Xiao Wang’s “horseshoe-mirror era” meant the time before automated fingerprint recognition became widespread—when fingerprint experts weren’t seated at computers as bald primates, but instead held horseshoe mirrors and fingerprint cards, still bald primates.

Fingerprint matching relied mostly on experience and memory.

Jiang Yuan nodded slightly. From his understanding, this case was one that received moderate attention but not top-tier priority. For a serious injury case this old—over a decade unsolved—this level of criminal investigation resources was essentially the limit.
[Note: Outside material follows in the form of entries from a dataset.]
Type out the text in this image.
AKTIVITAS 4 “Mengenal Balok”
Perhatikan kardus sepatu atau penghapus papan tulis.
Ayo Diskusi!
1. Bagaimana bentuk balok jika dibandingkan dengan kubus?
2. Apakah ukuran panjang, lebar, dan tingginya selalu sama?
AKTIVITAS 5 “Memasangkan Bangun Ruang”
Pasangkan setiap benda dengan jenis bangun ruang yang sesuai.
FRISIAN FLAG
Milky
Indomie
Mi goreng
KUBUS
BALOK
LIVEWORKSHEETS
“I’ll run it once,” Jiang Yuan said, re-edited the fingerprint’s feature points, and submitted it to the automated fingerprint recognition system.

Soon, a list of candidate fingerprints appeared on the right side of the screen.

Jiang Yuan and Xiao Wang scanned the 20 candidates from top to bottom—no surprise, only disappointment.

“This is pure luck,” Xiao Wang said. His technical skill was average, but his judgment was decent. “Even if it matches, it won’t be near the top.”

Jiang Yuan agreed: “True. With such extreme adjustments, the system’s ranking has little reference value. A fingerprint ranked 50 could still be the suspect’s.”

“Forget it then. I’ll look for another case later,” Xiao Wang sighed, turning to leave.

Jiang Yuan held his mouse, moved it slightly right, thought for a moment, and set the candidate list to show 150 fingerprints.

Now, the system would return over seven times as many matches, and the lower down the list, the lower the probability of a true match.

Jiang Yuan wasn’t in a hurry. Once he decided, he settled in to study the prints.

Soon, a semi-transparent system prompt appeared in his vision—

Task: Match fingerprint in Liu Yu’s injury case, assist in solving the case.

Task content: The victim needs comfort, the perpetrator needs punishment, both need inner peace. Help them.

Jiang Yuan couldn’t help smiling. He’d already planned to push through this intentional injury case—now with the system’s boost, he was even more patient.